Quello firmato da Lana Wachowski (stavolta senza la sorella Lilly) è più di un semplice sequel di una delle saghe più cult di tutti i tempi. È una riflessione sentimentale e insieme intellettuale sulla natura profonda di quella trilogia. Che, parlando del suo tempo, ha anticipato il nostro

Keanu Reeves e Carrie-Anne Moss in ‘Matrix Resurrections’ di Lana Wachowski

Foto: Warner Bros.

La parola che risuona nella nostra testa mentre guardiamo Matrix Resurrections è “eco”. Non dèjà vu, non l’inquietante sensazione di aver già sognato o vissuto qualcosa e di non poter dire dove o quando è successo. Eco: una cosa di cui conosci le origini, di cui sai indicare il punto di partenza, e che però torna come un boomerang, come un elemento che hai già sperimentato e che al contempo è diverso. Distorto.

Nel caso specifico: il ritorno di personaggi familiari come Morpheus o l’Agente Smith – interpretati rispettivamente dagli indimenticabili Laurence Fishburne e Hugo Weaving – ma senza gli attori originali. (Non è uno spoiler: sapevamo già da almeno un anno che Fishburne non sarebbe tornato nel quarto sequel.) E una trama che ricalca quasi passo per passo la storia che già sappiamo, con tuttavia una consapevolezza che intensifica il senso di questa “revisione”. Questo è un film che si colloca in un tempo presente tutto suo, quasi disturbante, e che guarda al suo stesso passato con un misto di curiosità e sospetto. In un modo che non è affatto sorprendente, come ci viene detto a pochissimi minuti dall’inizio: un gruppo di personaggi che ci sembra di conoscere bene si staglia in lontananza, come se la sequenza iniziale del primo Matrix stesse replicando sé stessa… o quasi. E, per tutta la durata di Resurrections, brevi frammenti dei precedenti film della saga si affacciano nel nuovo episodio: a volte in forma di ricordo, o forse di allucinazione; altre, letteralmente proiettate su uno schermo, come se fossero le scene di un film – cosa che, di fatto, sono.

Matrix Resurrections – Trailer Ufficiale Italiano 2

In modo ancor più sinistro, assistiamo al ritorno del déjà vu stesso, che un tempo era la semplice avvisaglia di una qualche revisione del codice del cosiddetto Matrix, un pezzo di quel mondo concettuale costruito nella saga e annunciato dall’apparizione di un gatto nero. Ora, in Resurrections, Déjà Vu è il nome di un vero gatto nero. Ed è il gatto del terapista da cui è in cura Thomas Anderson (Keanu Reeves), un uomo che sta affrontando un processo di recupero dopo un tentato suicidio. Il suo terapista indossa un paio di occhiali con la montatura blu – un blu preciso, inconfondibile, un’eco dal mondo fatto di simboli e codici di questo franchise. Un’eco: la stessa, ma diversa. E che vale come indizio di qualcosa che non va.

Matrix Resurrections (nelle sale dal 1° gennaio) è un film che sa bene qual è il suo lascito nell’immaginario collettivo – sa che la la lingua e l’iconografia che Matrix ha inventato (“la pillola rossa”, “bullet time”, “l’Oracolo”, “l’Eletto”) si sono radicate nella nostra cultura, nelle nostre teste, anche in quelle di chi magari non ha visto i capitoli precedenti. E sa anche che siamo nel XXI secolo. Il che significa che tutto quello che sembrava innovativo o profetico nel momento in cui è uscito il primo film – una cyber-allegoria che anticipava le nostre identità digitali – ha finito per costituire l’esperienza umana per come oggi tutti la conosciamo.

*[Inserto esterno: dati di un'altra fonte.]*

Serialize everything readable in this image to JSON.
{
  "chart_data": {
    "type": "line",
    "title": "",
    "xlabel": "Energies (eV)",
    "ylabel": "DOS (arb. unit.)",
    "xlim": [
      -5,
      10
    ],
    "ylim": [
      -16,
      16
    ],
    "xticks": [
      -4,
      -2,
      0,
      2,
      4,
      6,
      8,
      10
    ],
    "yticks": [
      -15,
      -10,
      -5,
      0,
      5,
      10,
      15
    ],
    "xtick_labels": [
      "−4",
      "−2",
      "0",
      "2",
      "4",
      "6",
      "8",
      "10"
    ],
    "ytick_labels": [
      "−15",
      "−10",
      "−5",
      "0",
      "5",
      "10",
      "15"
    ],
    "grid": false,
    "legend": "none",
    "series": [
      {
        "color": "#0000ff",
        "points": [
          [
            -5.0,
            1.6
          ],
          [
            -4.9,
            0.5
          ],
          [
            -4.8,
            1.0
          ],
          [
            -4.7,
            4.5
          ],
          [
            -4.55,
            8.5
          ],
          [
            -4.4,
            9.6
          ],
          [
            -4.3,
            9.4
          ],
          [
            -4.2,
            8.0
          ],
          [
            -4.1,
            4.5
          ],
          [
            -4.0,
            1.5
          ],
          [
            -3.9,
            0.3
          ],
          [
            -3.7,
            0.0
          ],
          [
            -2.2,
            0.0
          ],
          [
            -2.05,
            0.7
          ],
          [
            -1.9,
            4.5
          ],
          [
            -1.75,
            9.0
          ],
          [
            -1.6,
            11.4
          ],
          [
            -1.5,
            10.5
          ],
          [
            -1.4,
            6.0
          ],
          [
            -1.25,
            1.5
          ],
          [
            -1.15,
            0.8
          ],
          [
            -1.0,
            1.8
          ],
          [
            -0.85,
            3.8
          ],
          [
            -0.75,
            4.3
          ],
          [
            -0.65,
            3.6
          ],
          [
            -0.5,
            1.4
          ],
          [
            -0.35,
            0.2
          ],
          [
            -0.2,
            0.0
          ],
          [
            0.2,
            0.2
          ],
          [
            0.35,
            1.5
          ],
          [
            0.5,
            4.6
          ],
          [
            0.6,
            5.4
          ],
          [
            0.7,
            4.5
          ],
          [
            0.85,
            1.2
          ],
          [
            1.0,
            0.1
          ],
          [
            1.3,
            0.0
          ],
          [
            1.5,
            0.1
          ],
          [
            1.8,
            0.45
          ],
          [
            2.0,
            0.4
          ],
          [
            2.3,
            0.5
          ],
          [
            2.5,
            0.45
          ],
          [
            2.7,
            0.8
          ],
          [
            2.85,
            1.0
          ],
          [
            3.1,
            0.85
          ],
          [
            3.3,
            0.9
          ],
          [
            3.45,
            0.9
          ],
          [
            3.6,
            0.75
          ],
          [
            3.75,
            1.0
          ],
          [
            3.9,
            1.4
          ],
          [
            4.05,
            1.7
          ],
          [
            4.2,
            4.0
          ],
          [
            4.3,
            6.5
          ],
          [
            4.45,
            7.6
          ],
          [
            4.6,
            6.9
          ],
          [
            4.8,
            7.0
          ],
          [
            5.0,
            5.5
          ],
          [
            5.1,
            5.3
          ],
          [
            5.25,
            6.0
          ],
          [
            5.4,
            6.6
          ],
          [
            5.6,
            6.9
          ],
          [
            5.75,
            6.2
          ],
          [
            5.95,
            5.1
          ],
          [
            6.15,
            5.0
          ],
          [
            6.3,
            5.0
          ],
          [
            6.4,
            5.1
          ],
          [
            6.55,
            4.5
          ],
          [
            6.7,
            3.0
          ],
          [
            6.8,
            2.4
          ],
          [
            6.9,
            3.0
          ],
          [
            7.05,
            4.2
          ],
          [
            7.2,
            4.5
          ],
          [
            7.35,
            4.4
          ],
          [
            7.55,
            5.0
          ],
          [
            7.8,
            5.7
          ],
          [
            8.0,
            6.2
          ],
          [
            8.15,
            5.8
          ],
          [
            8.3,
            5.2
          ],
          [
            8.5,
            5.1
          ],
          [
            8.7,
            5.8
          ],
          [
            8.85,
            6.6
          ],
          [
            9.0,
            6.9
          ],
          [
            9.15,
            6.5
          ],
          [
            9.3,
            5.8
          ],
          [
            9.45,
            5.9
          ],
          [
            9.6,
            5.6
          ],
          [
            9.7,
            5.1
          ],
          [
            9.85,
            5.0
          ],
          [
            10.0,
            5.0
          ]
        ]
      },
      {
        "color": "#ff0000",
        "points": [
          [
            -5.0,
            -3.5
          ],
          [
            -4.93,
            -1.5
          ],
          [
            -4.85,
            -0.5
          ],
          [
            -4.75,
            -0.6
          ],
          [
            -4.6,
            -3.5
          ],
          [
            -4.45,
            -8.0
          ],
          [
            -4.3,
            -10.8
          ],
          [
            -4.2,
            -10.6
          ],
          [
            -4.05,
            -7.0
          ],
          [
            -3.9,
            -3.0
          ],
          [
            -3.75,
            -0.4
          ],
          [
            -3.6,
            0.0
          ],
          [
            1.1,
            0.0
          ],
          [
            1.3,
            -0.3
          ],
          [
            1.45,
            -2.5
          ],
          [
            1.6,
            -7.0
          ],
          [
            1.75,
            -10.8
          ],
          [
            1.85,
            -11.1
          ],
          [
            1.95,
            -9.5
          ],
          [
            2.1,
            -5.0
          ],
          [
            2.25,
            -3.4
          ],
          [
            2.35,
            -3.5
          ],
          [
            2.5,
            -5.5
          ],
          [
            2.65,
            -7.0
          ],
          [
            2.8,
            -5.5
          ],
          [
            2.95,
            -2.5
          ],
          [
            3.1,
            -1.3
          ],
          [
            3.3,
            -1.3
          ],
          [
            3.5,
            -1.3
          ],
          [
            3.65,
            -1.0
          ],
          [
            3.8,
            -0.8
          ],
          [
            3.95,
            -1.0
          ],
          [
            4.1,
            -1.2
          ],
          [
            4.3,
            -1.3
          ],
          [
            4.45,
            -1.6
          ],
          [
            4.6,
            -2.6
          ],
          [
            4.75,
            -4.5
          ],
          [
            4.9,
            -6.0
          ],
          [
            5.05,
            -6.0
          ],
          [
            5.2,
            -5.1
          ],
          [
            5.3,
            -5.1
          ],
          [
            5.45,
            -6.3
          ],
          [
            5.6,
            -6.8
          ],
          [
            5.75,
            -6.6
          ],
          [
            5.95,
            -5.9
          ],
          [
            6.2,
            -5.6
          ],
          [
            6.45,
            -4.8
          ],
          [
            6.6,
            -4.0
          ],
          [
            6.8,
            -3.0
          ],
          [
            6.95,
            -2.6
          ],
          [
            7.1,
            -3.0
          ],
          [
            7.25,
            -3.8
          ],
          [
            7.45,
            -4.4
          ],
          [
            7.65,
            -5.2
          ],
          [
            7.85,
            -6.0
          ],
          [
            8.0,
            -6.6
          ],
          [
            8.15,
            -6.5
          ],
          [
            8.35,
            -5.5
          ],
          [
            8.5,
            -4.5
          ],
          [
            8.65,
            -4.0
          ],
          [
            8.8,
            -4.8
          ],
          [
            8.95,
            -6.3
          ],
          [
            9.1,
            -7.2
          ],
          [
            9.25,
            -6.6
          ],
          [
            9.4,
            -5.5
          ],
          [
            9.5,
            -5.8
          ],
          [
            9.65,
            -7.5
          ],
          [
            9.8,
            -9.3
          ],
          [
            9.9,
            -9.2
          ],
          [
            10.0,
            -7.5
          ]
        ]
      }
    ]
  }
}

Perciò quando, all’inizio del film, vedi Thomas Anderson e una donna di nome Tiffany (Carrie-Anne Moss) seduti al tavolo di un bar, o comprendi la portata di quell’incontro oppure no. Ci sono due persone – lui è il designer di un popolare videogioco che si chiama proprio The Matrix, lei una moglie e madre di tre figli che nel tempo libero ama aggiustare vecchie motociclette – che si chiedono se si siano già conosciuti o meno. Perché l’eroina del videogame, di nome Trinity, assomiglia moltissimo a Tiffany. Il motore emotivo di questa scena è l’implicita affinità tra i due, riconoscibile che si sappia la storia alle loro spalle oppure no (o che ricordiate il labirinto filosofico alla base dei due sequel, incompresi seppur non privi di difetti, della trilogia). Allo stesso modo, il fatto che il bar in cui si trovano non si chiami Stimulate ma Simulatte forse vi dice qualcosa. È già tutto lì, in superficie. Ma i sentimenti che genera in noi spettatori sembrano sepolti in qualche lontano abisso.

È bellissimo. Ed è anche il segno di quanto l’universo delle sorelle Wachowski – che si parli della saga di Matrix o dei progetti successivi, più problematici ma sempre affascinanti – abbia funzionato negli anni (anche quando non funzionava granché). Lana Wachowski ha diretto Resurrections da sola, ma la sostanza alla base del film – la stessa che ritroviamo nelle produzioni firmate da entrambe le sorelle – resta unica nel mischiare il sentimentale e il banale con il subliminale e l’ipersimbolico. L’esito più felice di Resurrections sta nella maniera intelligente, e insieme commovente, in cui riesce a ricreare questa alchimia.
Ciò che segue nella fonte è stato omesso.